Frequently asked questions

How much can a student earn from part-time work in Korea?
During term, realistic earnings at around the minimum wage are roughly KRW 700,000 to 1,100,000 a month within typical hour limits, or less under a lower cap. During official vacations the hour cap lifts, so monthly earnings can reach KRW 1,500,000 to 2,150,000. Your total depends on your allowed hours and wage.
What is the minimum wage in Korea in 2026?
The 2026 minimum wage is KRW 10,320 per hour, a 2.9 percent increase from KRW 10,030 in 2025. On a full-time basis of about 209 hours a month, that is roughly KRW 2,156,880, though students cannot work full-time during term.
What part-time jobs do international students do in Korea?
Most work in cafes, restaurants, and convenience stores, or in campus roles arranged through their department. Some earn more from tutoring or language-related work, but certain teaching jobs require a different visa or are restricted on a student visa, so always confirm what is permitted first.

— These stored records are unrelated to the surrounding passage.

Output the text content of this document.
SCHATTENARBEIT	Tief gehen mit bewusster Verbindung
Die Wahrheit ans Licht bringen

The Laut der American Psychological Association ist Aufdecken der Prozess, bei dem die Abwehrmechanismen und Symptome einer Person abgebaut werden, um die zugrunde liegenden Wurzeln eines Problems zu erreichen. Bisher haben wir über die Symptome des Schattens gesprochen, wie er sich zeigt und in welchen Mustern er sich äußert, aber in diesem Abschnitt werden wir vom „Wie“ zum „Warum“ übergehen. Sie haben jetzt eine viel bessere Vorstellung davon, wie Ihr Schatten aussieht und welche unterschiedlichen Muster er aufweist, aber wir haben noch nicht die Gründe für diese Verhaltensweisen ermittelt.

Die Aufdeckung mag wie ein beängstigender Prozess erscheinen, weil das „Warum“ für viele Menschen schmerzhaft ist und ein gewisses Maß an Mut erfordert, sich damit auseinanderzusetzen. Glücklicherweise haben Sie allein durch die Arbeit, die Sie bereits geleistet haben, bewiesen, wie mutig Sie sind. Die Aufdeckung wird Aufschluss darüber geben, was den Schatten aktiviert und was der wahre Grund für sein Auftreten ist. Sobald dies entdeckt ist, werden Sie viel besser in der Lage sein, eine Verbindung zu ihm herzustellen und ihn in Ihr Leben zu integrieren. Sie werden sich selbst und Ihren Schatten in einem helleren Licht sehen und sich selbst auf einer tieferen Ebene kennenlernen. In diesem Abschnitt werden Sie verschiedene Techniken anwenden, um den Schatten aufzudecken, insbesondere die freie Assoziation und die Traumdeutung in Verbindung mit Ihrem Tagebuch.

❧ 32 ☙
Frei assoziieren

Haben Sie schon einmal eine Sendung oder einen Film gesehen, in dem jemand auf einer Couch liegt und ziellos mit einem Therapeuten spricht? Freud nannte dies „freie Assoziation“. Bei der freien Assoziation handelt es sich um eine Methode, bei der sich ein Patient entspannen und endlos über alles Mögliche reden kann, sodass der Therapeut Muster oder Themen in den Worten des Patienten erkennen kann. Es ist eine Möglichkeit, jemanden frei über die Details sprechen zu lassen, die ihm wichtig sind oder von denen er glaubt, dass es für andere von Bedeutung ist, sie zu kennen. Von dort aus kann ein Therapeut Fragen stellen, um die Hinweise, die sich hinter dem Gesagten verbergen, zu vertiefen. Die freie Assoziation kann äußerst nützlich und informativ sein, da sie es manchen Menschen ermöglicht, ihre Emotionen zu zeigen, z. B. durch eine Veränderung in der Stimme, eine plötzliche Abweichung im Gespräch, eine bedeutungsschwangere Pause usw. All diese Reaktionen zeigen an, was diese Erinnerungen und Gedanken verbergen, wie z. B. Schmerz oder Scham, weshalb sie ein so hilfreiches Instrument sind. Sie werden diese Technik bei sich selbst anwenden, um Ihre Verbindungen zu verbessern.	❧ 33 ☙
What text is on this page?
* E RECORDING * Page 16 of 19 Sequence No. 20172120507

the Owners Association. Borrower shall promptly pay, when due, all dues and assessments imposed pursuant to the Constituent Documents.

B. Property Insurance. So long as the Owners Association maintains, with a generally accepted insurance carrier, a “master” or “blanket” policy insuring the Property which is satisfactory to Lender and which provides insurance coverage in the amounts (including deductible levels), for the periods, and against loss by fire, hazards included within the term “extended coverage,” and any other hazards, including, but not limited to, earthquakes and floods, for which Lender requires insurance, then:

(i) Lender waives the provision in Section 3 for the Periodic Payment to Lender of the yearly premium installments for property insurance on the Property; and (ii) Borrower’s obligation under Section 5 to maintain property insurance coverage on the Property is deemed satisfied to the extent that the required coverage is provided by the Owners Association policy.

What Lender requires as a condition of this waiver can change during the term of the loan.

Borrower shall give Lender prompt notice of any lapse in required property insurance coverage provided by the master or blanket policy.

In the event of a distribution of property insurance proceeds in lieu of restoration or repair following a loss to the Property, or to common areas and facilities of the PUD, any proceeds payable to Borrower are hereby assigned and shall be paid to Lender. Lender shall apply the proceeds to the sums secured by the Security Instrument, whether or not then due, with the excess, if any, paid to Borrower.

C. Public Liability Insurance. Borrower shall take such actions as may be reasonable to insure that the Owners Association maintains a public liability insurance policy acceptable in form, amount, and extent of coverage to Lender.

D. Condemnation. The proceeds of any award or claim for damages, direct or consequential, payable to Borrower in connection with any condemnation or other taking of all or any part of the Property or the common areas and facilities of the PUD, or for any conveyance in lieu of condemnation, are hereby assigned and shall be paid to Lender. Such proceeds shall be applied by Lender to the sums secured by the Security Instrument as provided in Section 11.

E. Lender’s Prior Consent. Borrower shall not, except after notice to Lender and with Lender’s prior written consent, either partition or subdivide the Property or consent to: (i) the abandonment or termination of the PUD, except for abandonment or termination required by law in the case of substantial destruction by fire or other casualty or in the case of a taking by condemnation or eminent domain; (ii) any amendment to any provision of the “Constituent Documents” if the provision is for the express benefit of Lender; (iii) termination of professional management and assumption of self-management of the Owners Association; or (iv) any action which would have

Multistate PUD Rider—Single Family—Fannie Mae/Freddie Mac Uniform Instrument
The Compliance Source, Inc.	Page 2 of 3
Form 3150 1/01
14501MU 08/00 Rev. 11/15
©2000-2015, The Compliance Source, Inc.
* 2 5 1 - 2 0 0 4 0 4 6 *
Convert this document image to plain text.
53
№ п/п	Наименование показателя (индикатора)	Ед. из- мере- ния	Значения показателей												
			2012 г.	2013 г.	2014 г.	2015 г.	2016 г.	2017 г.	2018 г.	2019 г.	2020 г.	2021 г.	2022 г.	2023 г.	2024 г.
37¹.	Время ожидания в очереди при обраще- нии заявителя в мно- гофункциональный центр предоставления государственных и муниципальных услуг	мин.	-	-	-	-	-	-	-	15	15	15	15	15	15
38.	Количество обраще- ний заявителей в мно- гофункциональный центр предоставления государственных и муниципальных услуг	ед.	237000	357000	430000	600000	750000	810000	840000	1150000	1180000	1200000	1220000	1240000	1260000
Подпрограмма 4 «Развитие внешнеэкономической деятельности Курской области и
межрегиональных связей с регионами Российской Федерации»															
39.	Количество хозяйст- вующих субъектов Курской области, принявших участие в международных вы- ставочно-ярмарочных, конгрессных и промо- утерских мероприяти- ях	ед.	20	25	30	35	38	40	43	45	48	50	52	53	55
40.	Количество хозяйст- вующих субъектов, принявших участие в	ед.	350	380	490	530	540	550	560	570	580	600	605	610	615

Can part-time work pay for studying in Korea?
It supplements your budget rather than replacing a scholarship or family support. Because the visa caps your hours during term, part-time pay typically covers part of your living costs, not tuition. A scholarship like GKS is the route to genuinely funding your studies.
Do I pay tax on part-time earnings in Korea?
Part-time wages can be subject to tax and deductions depending on the job and your circumstances, so treat the figures here as pre-deduction estimates. Your employer and your university international office can explain what applies to your specific situation.